Isn’t it odd how it only takes Johnson Hall 3 hours to spam the entire university with a witch-hunt email accusing a professor and two archivists of an “unlawful release” of UO archives, but when it comes to something as crucial as graduate student fellowships, they wait until departments are bringing students to campus to tell us sorry, they spent that money on something else?
Speaking of where they spent the money, the Senate Exec Meeting was attended by UO’s new VP for Collaboration Chuck Triplett, who is tasked with spying on the faculty and reporting back to Board Secretary Angela Wilhelms. Pernsteiner paid Triplett $72K, but Angela Wilhelms is giving him $130K, and didn’t even make him go through an affirmative action compliant search. No wonder he’s so happy:
What are the chances that chief collaborator Triplett will relay the news to the Board of Trustees that UO’s spending priorities are out of whack? How much are we paying Wilhelms?
2/4/2015: UO cutting grad student fellowships?
That’s the rumor. If true, it means Chuck Lillis has decided that it would be more fun to play with UO if it were out of the AAU. If you know something, say something.
Job ad here. Rumor has it that Board Secretary Angela Wilhelms wants a Chuck Triplett type, who will keep her and Chairman Chuck Lillis informed about exactly what UO’s President is up to:
Title: Senior Executive Assistant
The University of Oregon seeks applications for the Senior Executive Assistant for the Office of the President position. The Office of the President is the chief executive office for the University of Oregon. The office consists of the president, chief of staff, and several high-level executive and administrative support positions.

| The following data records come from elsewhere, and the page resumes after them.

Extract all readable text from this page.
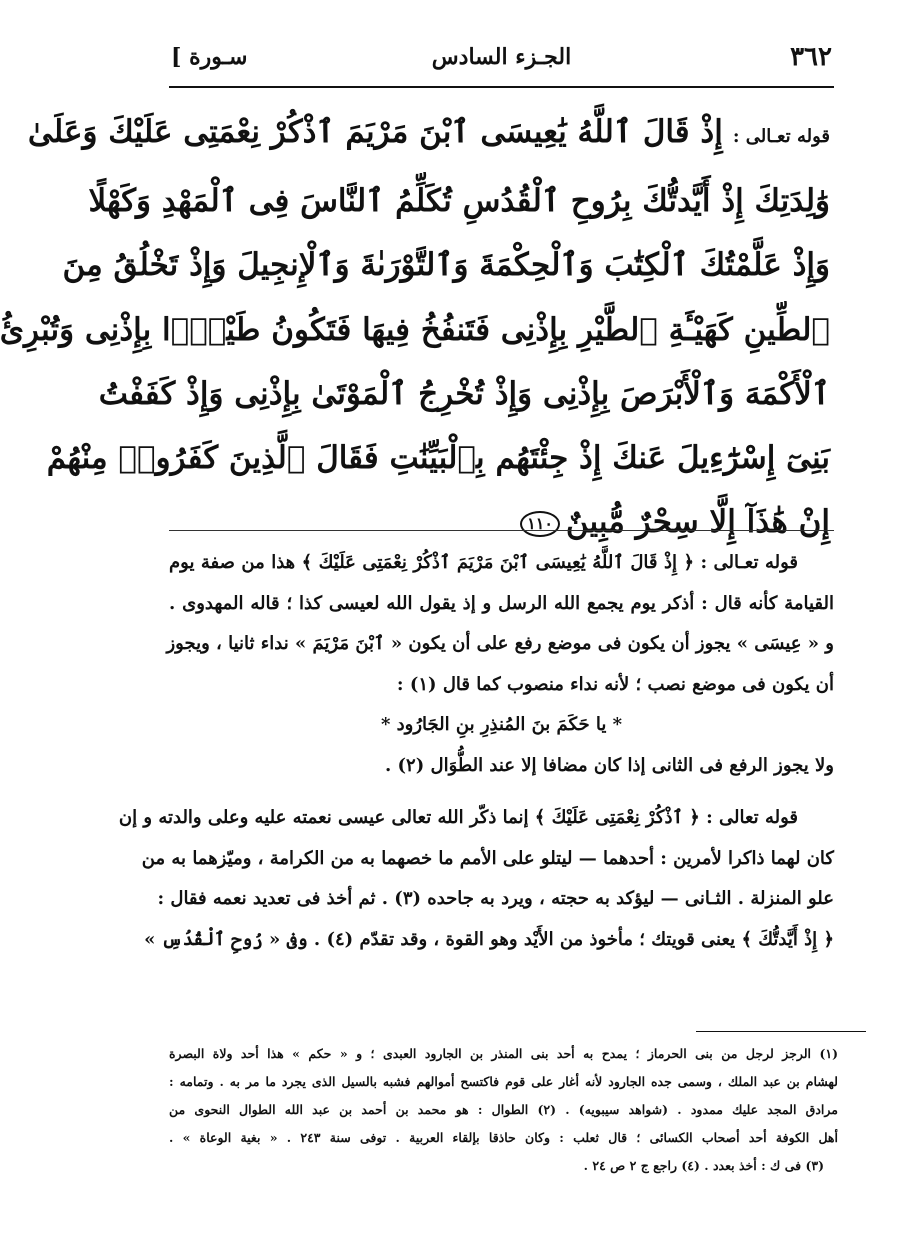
٣٦٢
الجـزء السادس
سـورة ]
قوله تعـالى :إِذْ قَالَ ٱللَّهُ يَٰعِيسَى ٱبْنَ مَرْيَمَ ٱذْكُرْ نِعْمَتِى عَلَيْكَ وَعَلَىٰ
وَٰلِدَتِكَ إِذْ أَيَّدتُّكَ بِرُوحِ ٱلْقُدُسِ تُكَلِّمُ ٱلنَّاسَ فِى ٱلْمَهْدِ وَكَهْلًا
وَإِذْ عَلَّمْتُكَ ٱلْكِتَٰبَ وَٱلْحِكْمَةَ وَٱلتَّوْرَىٰةَ وَٱلْإِنجِيلَ وَإِذْ تَخْلُقُ مِنَ
ٱلطِّينِ كَهَيْـَٔةِ ٱلطَّيْرِ بِإِذْنِى فَتَنفُخُ فِيهَا فَتَكُونُ طَيْرًۢا بِإِذْنِى وَتُبْرِئُ
ٱلْأَكْمَهَ وَٱلْأَبْرَصَ بِإِذْنِى وَإِذْ تُخْرِجُ ٱلْمَوْتَىٰ بِإِذْنِى وَإِذْ كَفَفْتُ
بَنِىٓ إِسْرَٰٓءِيلَ عَنكَ إِذْ جِئْتَهُم بِٱلْبَيِّنَٰتِ فَقَالَ ٱلَّذِينَ كَفَرُوا۟ مِنْهُمْ
إِنْ هَٰذَآ إِلَّا سِحْرٌ مُّبِينٌ١١٠
قوله تعـالى : ﴿ إِذْ قَالَ ٱللَّهُ يَٰعِيسَى ٱبْنَ مَرْيَمَ ٱذْكُرْ نِعْمَتِى عَلَيْكَ ﴾ هذا من صفة يوم
القيامة كأنه قال : أذكر يوم يجمع الله الرسل و إذ يقول الله لعيسى كذا ؛ قاله المهدوى .
و « عِيسَى » يجوز أن يكون فى موضع رفع على أن يكون « ٱبْنَ مَرْيَمَ » نداء ثانيا ، ويجوز
أن يكون فى موضع نصب ؛ لأنه نداء منصوب كما قال (١) :
* يا حَكَمَ بنَ المُنذِرِ بنِ الجَارُود *
ولا يجوز الرفع فى الثانى إذا كان مضافا إلا عند الطُّوَال (٢) .
قوله تعالى : ﴿ ٱذْكُرْ نِعْمَتِى عَلَيْكَ ﴾ إنما ذكّر الله تعالى عيسى نعمته عليه وعلى والدته و إن
كان لهما ذاكرا لأمرين : أحدهما — ليتلو على الأمم ما خصهما به من الكرامة ، وميّزهما به من
علو المنزلة . الثـانى — ليؤكد به حجته ، ويرد به جاحده (٣) . ثم أخذ فى تعديد نعمه فقال :
﴿ إِذْ أَيَّدتُّكَ ﴾ يعنى قويتك ؛ مأخوذ من الأَيْد وهو القوة ، وقد تقدّم (٤) . وفى « رُوحِ ٱلْقُدُسِ »
(١) الرجز لرجل من بنى الحرماز ؛ يمدح به أحد بنى المنذر بن الجارود العبدى ؛ و « حكم » هذا أحد ولاة البصرة
لهشام بن عبد الملك ، وسمى جده الجارود لأنه أغار على قوم فاكتسح أموالهم فشبه بالسيل الذى يجرد ما مر به . وتمامه :
مرادق المجد عليك ممدود . (شواهد سيبويه) . (٢) الطوال : هو محمد بن أحمد بن عبد الله الطوال النحوى من
أهل الكوفة أحد أصحاب الكسائى ؛ قال ثعلب : وكان حاذقا بإلقاء العربية . توفى سنة ٢٤٣ . « بغية الوعاة » .
(٣) فى ك : أخذ بعدد . (٤) راجع ج ٢ ص ٢٤ .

The office staff works to provide efficient and responsible operation of the president’s office in support of the president’s initiatives and priorities in service to the students, staff, and faculty, as well as the Board of Trustees and external partners of the institution.

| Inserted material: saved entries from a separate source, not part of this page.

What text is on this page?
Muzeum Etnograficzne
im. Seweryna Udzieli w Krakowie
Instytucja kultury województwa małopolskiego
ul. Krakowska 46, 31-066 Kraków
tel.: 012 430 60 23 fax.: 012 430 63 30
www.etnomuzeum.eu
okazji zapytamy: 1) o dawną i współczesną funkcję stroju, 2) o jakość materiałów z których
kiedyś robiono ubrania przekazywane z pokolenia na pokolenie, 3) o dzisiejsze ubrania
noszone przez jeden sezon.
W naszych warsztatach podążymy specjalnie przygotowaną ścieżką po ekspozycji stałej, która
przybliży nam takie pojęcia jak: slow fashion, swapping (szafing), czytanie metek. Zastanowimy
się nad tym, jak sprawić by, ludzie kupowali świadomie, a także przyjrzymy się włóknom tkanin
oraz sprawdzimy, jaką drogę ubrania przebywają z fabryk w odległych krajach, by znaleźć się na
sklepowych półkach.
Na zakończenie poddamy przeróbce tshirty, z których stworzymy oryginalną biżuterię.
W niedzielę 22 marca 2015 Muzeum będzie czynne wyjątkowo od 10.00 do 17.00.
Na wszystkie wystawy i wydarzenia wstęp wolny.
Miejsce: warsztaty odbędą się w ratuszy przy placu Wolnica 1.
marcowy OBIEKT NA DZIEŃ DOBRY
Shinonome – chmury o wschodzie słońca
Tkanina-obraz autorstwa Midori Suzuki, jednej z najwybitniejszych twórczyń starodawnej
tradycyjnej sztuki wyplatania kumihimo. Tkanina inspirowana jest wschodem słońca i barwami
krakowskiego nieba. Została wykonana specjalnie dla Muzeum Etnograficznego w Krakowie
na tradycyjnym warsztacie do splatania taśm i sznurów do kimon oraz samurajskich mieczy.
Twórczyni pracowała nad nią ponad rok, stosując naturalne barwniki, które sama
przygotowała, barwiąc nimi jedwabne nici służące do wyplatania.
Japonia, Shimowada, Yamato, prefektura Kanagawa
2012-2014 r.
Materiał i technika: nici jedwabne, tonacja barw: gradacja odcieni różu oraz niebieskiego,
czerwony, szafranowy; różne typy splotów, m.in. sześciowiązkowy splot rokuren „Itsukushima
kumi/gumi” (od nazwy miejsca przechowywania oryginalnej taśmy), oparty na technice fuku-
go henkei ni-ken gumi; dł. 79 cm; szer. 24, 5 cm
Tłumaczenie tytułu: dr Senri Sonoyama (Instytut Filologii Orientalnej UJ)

12/14/2014: Video of the Senate meeting is now available:
12/10/2014 PM update:
Alexandra Wallachly from the Emerald has posted a report on the meeting, here.

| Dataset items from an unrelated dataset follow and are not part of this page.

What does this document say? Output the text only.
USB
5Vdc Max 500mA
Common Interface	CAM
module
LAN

On the Board meeting Thursday: I think it’s important to show up at the Board meeting Thursday at 8AM in the Alumni Center. While the board has backed off on the latest power grab, there’s plenty of potential for surprises, those making public comments deserve some supporters, and it’s important that the Board sees that the faculty take what’s been happening very seriously. And I hear someone will be passing out “Save our Senate” buttons.
On the Senate meeting today: I got there at the very end. I’d love it if someone would send me some notes or post them. People tell me it was standing room only, and filled with dismay and outrage over what’s going on with our administration.
The Senate passed an amended version of the motion below, opposing the Triplett/Park power grab. The fact that they did this even after Coltrane announced the Board would withdraw the motion at his suggestion shows how deep the mistrust of Johnson Hall has become. Coltrane and Bronet need to take charge of that snake-pit, decisively and soon.
The Senate then apparently wrote and approved a second motion, directing the Academic Integrity Task Force to investigate the administration’s “alleged plans to establish groundwork for disciplinary procedures” against Philosophy Dept Chair Bonnie Mann and other faculty who refused to issue “fraudulent” grades. Apparently there is also an accusation that a CAS administrator not only gave out grades for courses, but then raised them after students complained. I don’t know if the TAIF will also investigate that.
I’ll post the video when available, and I expect the motions (passed unanimously?) will be on the Senate website soon, here. Meanwhile check Try Bree Nicolello’s twitter reports on the meeting: https://twitter.com/breenicolello.
12/10/2014 update: (see below for Coltrane response)
Sorry, I’m at the Board committee meetings, no live-blog.